Unfortunately there is no treatment available as such. Every doctor just takes all the precautions to prevent miscarriage. Some of the ways are-
- Complete bed rest– if there is any threat to the foetus due to the haematoma, the doctor may suggest complete bed rest. Do follow the instructions properly. Any disturbance to the abdomen may lead to separation of the placenta.
- No heavy lifting– heavy lifting should be strictly avoided. It may lead to separation of placenta.
- Uterine or cervical stimulants– avoid all kind of uterine stimulants, including raspberry or evening primrose oil.
- Blood thinners– in rare cases, weighing the pros and cons, doctor may give some blood thinners, which will prevent the formation of the clot.
- Ultrsasonography– doctor will suggest Ultrsasonography from time to time to check the growth and development of the baby as well as haematoma. Be sure to get all those done and consult your doctor.
- Progesterone and oestrogen therapy– some doctors may give progesterone to prevent the abortion.
- Sex– sex should be avoided during such pregnancy as placenta may get disrupted.
General care during pregnancy
It is very necessary that you take proper care of your health during pregnancy. Remember a healthy mother nurtures a healthy child. At this stage your baby is completely dependent on you for all of its needs. Hence taking proper care of your self is very important some of the points are-
- Proper nutrition– intake of iron and protein rich diet is very essential. Iron deficiency may cause anaemia to mother as well as the baby. And protein to strengthen the amniotic sac so that the blood doesn’t enter it.
- No heavy lifting even in normal pregnancy– weights more than 3-4 kg should not be lifted even in normal pregnancy.

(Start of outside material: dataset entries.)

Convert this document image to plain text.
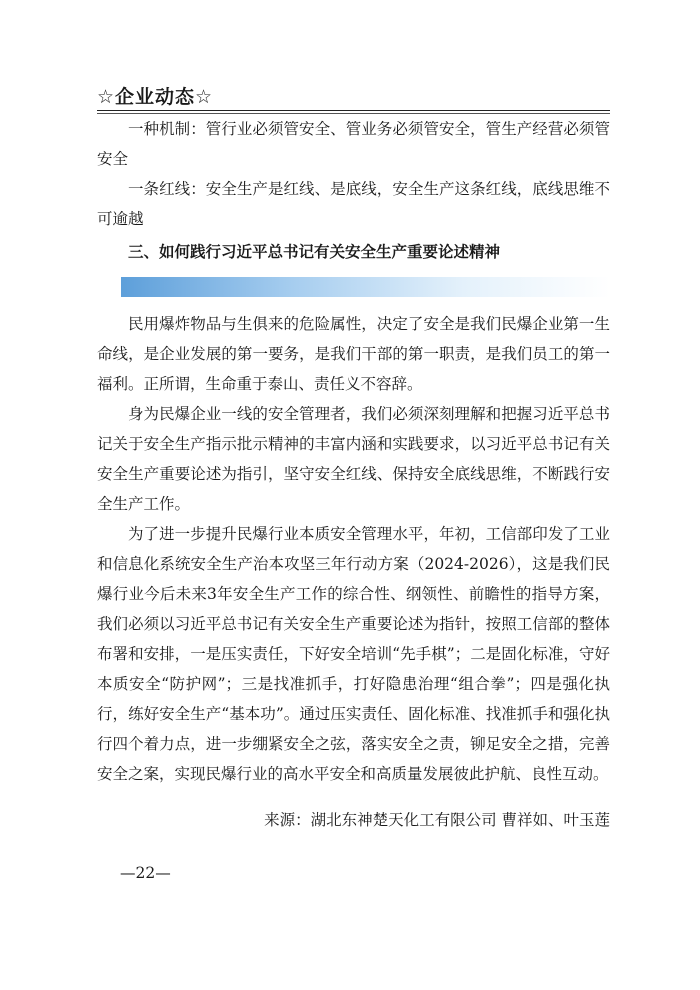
☆企业动态☆

一种机制：管行业必须管安全、管业务必须管安全，管生产经营必须管安全

一条红线：安全生产是红线、是底线，安全生产这条红线，底线思维不可逾越

三、如何践行习近平总书记有关安全生产重要论述精神

民用爆炸物品与生俱来的危险属性，决定了安全是我们民爆企业第一生命线，是企业发展的第一要务，是我们干部的第一职责，是我们员工的第一福利。正所谓，生命重于泰山、责任义不容辞。

身为民爆企业一线的安全管理者，我们必须深刻理解和把握习近平总书记关于安全生产指示批示精神的丰富内涵和实践要求，以习近平总书记有关安全生产重要论述为指引，坚守安全红线、保持安全底线思维，不断践行安全生产工作。

为了进一步提升民爆行业本质安全管理水平，年初，工信部印发了工业和信息化系统安全生产治本攻坚三年行动方案（2024-2026），这是我们民爆行业今后未来3年安全生产工作的综合性、纲领性、前瞻性的指导方案，我们必须以习近平总书记有关安全生产重要论述为指针，按照工信部的整体布署和安排，一是压实责任，下好安全培训“先手棋”；二是固化标准，守好本质安全“防护网”；三是找准抓手，打好隐患治理“组合拳”；四是强化执行，练好安全生产“基本功”。通过压实责任、固化标准、找准抓手和强化执行四个着力点，进一步绷紧安全之弦，落实安全之责，铆足安全之措，完善安全之案，实现民爆行业的高水平安全和高质量发展彼此护航、良性互动。

来源：湖北东神楚天化工有限公司 曹祥如、叶玉莲

—22—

In pregnancy already there is lot of stress on your vertebra, picking up heavy things just adds to the stress.
- Hydration– proper hydration is very important during pregnancy. It restores the amniotic fluid and even detoxifies your body. Drinking plenty of water also prevents and urinary tract infection.
- Do not self prescribe any drug during pregnancy– any drug during pregnancy might be proven dangerous. A normal over the counter drug which you take normally may be proven to be life taking during pregnancy. This happens because during pregnancy metabolism of the woman changes drastically.

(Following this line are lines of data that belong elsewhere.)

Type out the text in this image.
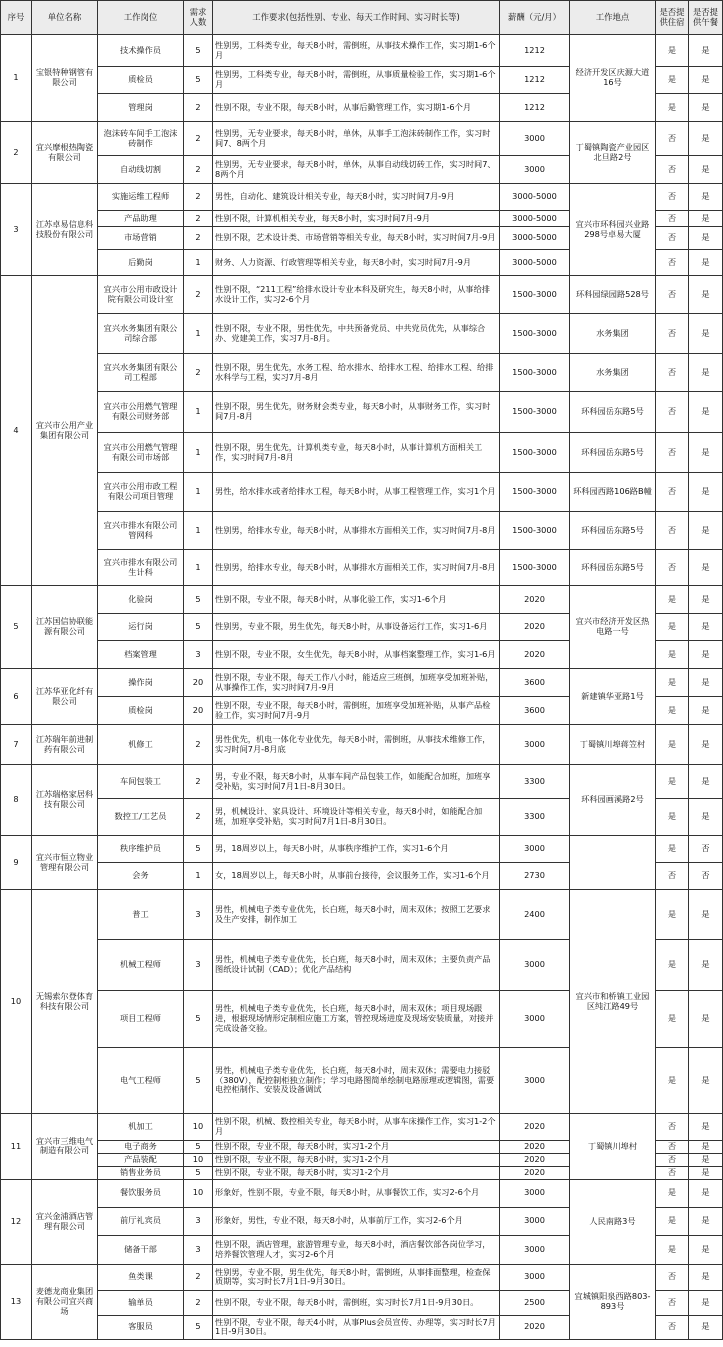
序号	单位名称	工作岗位	需求人数	工作要求(包括性别、专业、每天工作时间、实习时长等)	薪酬（元/月）	工作地点	是否提供住宿	是否提供午餐
1	宝银特种钢管有限公司	技术操作员	5	性别男，工科类专业，每天8小时，需倒班，从事技术操作工作，实习期1-6个月	1212	经济开发区庆源大道16号	是	是
		质检员	5	性别男，工科类专业，每天8小时，需倒班，从事质量检验工作，实习期1-6个月	1212		是	是
		管理岗	2	性别不限，专业不限，每天8小时，从事后勤管理工作，实习期1-6个月	1212		是	是
2	宜兴摩根热陶瓷有限公司	泡沫砖车间手工泡沫砖制作	2	性别男，无专业要求，每天8小时，单休，从事手工泡沫砖制作工作，实习时间7、8两个月	3000	丁蜀镇陶瓷产业园区北旦路2号	否	是
		自动线切割	2	性别男，无专业要求，每天8小时，单休，从事自动线切砖工作，实习时间7、8两个月	3000		否	是
3	江苏卓易信息科技股份有限公司	实施运维工程师	2	男性，自动化、建筑设计相关专业，每天8小时，实习时间7月-9月	3000-5000	宜兴市环科园兴业路298号卓易大厦	否	是
		产品助理	2	性别不限，计算机相关专业，每天8小时，实习时间7月-9月	3000-5000		否	是
		市场营销	2	性别不限，艺术设计类、市场营销等相关专业，每天8小时，实习时间7月-9月	3000-5000		否	是
		后勤岗	1	财务、人力资源、行政管理等相关专业，每天8小时，实习时间7月-9月	3000-5000		否	是
4	宜兴市公用产业集团有限公司	宜兴市公用市政设计院有限公司设计室	2	性别不限，“211工程”给排水设计专业本科及研究生，每天8小时，从事给排水设计工作，实习2-6个月	1500-3000	环科园绿园路528号	否	是
		宜兴水务集团有限公司综合部	1	性别不限，专业不限，男性优先，中共预备党员、中共党员优先，从事综合办、党建美工作，实习7月-8月。	1500-3000	水务集团	否	是
		宜兴水务集团有限公司工程部	2	性别不限，男生优先，水务工程、给水排水、给排水工程、给排水工程、给排水科学与工程，实习7月-8月	1500-3000	水务集团	否	是
		宜兴市公用燃气管理有限公司财务部	1	性别不限，男生优先，财务财会类专业，每天8小时，从事财务工作，实习时间7月-8月	1500-3000	环科园岳东路5号	否	是
		宜兴市公用燃气管理有限公司市场部	1	性别不限，男生优先，计算机类专业，每天8小时，从事计算机方面相关工作，实习时间7月-8月	1500-3000	环科园岳东路5号	否	是
		宜兴市公用市政工程有限公司项目管理	1	男性，给水排水或者给排水工程，每天8小时，从事工程管理工作，实习1个月	1500-3000	环科园西路106路B幢	否	是
		宜兴市排水有限公司管网科	1	性别男，给排水专业，每天8小时，从事排水方面相关工作，实习时间7月-8月	1500-3000	环科园岳东路5号	否	是
		宜兴市排水有限公司生计科	1	性别男，给排水专业，每天8小时，从事排水方面相关工作，实习时间7月-8月	1500-3000	环科园岳东路5号	否	是
5	江苏国信协联能源有限公司	化验岗	5	性别不限，专业不限，每天8小时，从事化验工作，实习1-6个月	2020	宜兴市经济开发区热电路一号	是	是
		运行岗	5	性别男，专业不限，男生优先，每天8小时，从事设备运行工作，实习1-6月	2020		是	是
		档案管理	3	性别不限，专业不限，女生优先，每天8小时，从事档案整理工作，实习1-6月	2020		是	是
6	江苏华亚化纤有限公司	操作岗	20	性别不限，专业不限，每天工作八小时，能适应三班倒，加班享受加班补贴，从事操作工作，实习时间7月-9月	3600	新建镇华亚路1号	是	是
		质检岗	20	性别不限，专业不限，每天8小时，需倒班，加班享受加班补贴，从事产品检验工作，实习时间7月-9月	3600		是	是
7	江苏瑞年前进制药有限公司	机修工	2	男性优先，机电一体化专业优先，每天8小时，需倒班，从事技术维修工作，实习时间7月-8月底	3000	丁蜀镇川埠蒋笠村	是	是
8	江苏瑞格家居科技有限公司	车间包装工	2	男，专业不限，每天8小时，从事车间产品包装工作，如能配合加班，加班享受补贴，实习时间7月1日-8月30日。	3300	环科园画溪路2号	是	是
		数控工/工艺员	2	男，机械设计、家具设计、环境设计等相关专业，每天8小时，如能配合加班，加班享受补贴，实习时间7月1日-8月30日。	3300		是	是
9	宜兴市恒立物业管理有限公司	秩序维护员	5	男，18周岁以上，每天8小时，从事秩序维护工作，实习1-6个月	3000		是	否
		会务	1	女，18周岁以上，每天8小时，从事前台接待，会议服务工作，实习1-6个月	2730		否	否
10	无锡索尔登体育科技有限公司	普工	3	男性，机械电子类专业优先，长白班，每天8小时，周末双休；按照工艺要求及生产安排，制作加工	2400	宜兴市和桥镇工业园区纯江路49号	是	是
		机械工程师	3	男性，机械电子类专业优先，长白班，每天8小时，周末双休；主要负责产品图纸设计试制（CAD）；优化产品结构	3000		是	是
		项目工程师	5	男性，机械电子类专业优先，长白班，每天8小时，周末双休；项目现场跟进，根据现场情形定制相应施工方案，管控现场进度及现场安装质量，对接并完成设备交验。	3000		是	是
		电气工程师	5	男性，机械电子类专业优先，长白班，每天8小时，周末双休；需要电力接驳（380V），配控制柜独立制作；学习电路图简单绘制电路原理或逻辑图，需要电控柜制作、安装及设备调试	3000		是	是
11	宜兴市三维电气制造有限公司	机加工	10	性别不限，机械、数控相关专业，每天8小时，从事车床操作工作，实习1-2个月	2020	丁蜀镇川埠村	否	是
		电子商务	5	性别不限，专业不限，每天8小时，实习1-2个月	2020		否	是
		产品装配	10	性别不限，专业不限，每天8小时，实习1-2个月	2020		否	是
		销售业务员	5	性别不限，专业不限，每天8小时，实习1-2个月	2020		否	是
12	宜兴金浦酒店管理有限公司	餐饮服务员	10	形象好，性别不限，专业不限，每天8小时，从事餐饮工作，实习2-6个月	3000	人民南路3号	是	是
		前厅礼宾员	3	形象好，男性，专业不限，每天8小时，从事前厅工作，实习2-6个月	3000		是	是
		储备干部	3	性别不限，酒店管理，旅游管理专业，每天8小时，酒店餐饮部各岗位学习，培养餐饮管理人才，实习2-6个月	3000		是	是
13	麦德龙商业集团有限公司宜兴商场	鱼类课	2	性别男，专业不限，男生优先，每天8小时，需倒班，从事排面整理，检查保质期等，实习时长7月1日-9月30日。	3000	宜城镇阳泉西路803-893号	否	是
		输单员	2	性别不限，专业不限，每天8小时，需倒班，实习时长7月1日-9月30日。	2500		否	是
		客服员	5	性别不限，专业不限，每天4小时，从事Plus会员宣传、办理等，实习时长7月1日-9月30日。	2020		否	是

- Maintain proper vaginal hygiene– maintaining vaginal hygiene is very important. May diseases are transferred to the baby through birth canal. Thus maintaining proper flora of vagina and keeping it clean is very important.

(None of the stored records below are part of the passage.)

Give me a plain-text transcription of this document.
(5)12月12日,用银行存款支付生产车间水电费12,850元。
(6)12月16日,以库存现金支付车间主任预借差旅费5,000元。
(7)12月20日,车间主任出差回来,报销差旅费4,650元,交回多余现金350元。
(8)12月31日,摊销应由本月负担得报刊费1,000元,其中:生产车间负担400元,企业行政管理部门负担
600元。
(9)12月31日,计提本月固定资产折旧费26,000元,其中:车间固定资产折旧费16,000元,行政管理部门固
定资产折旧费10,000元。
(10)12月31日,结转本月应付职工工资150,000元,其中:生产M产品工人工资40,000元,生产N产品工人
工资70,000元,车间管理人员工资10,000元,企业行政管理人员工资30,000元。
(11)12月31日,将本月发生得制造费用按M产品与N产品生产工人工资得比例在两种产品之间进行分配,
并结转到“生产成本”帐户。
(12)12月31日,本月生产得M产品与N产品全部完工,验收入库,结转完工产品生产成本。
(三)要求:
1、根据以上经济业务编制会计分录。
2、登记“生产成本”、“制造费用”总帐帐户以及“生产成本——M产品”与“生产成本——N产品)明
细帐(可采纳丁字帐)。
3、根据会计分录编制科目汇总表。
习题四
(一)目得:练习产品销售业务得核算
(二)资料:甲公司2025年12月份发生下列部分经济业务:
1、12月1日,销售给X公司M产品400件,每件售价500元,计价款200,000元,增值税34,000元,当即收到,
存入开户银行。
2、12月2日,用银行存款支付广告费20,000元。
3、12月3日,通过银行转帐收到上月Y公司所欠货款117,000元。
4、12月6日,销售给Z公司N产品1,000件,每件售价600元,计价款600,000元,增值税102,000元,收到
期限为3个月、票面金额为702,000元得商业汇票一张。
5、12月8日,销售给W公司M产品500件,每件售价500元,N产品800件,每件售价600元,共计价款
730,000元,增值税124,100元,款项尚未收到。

These were some points about subchorionic bleeding. Though intermittent bleeding in first trimester is nothing to be worried about but the entire screening test suggested by doctor should be done. Do not miss your antenatal visits. Doctor checks the well being of your baby in those visits. I am sure you will be exited to know how your baby is doing. So make sure to follow all the advice given by doctors. Wish you and your baby a health life!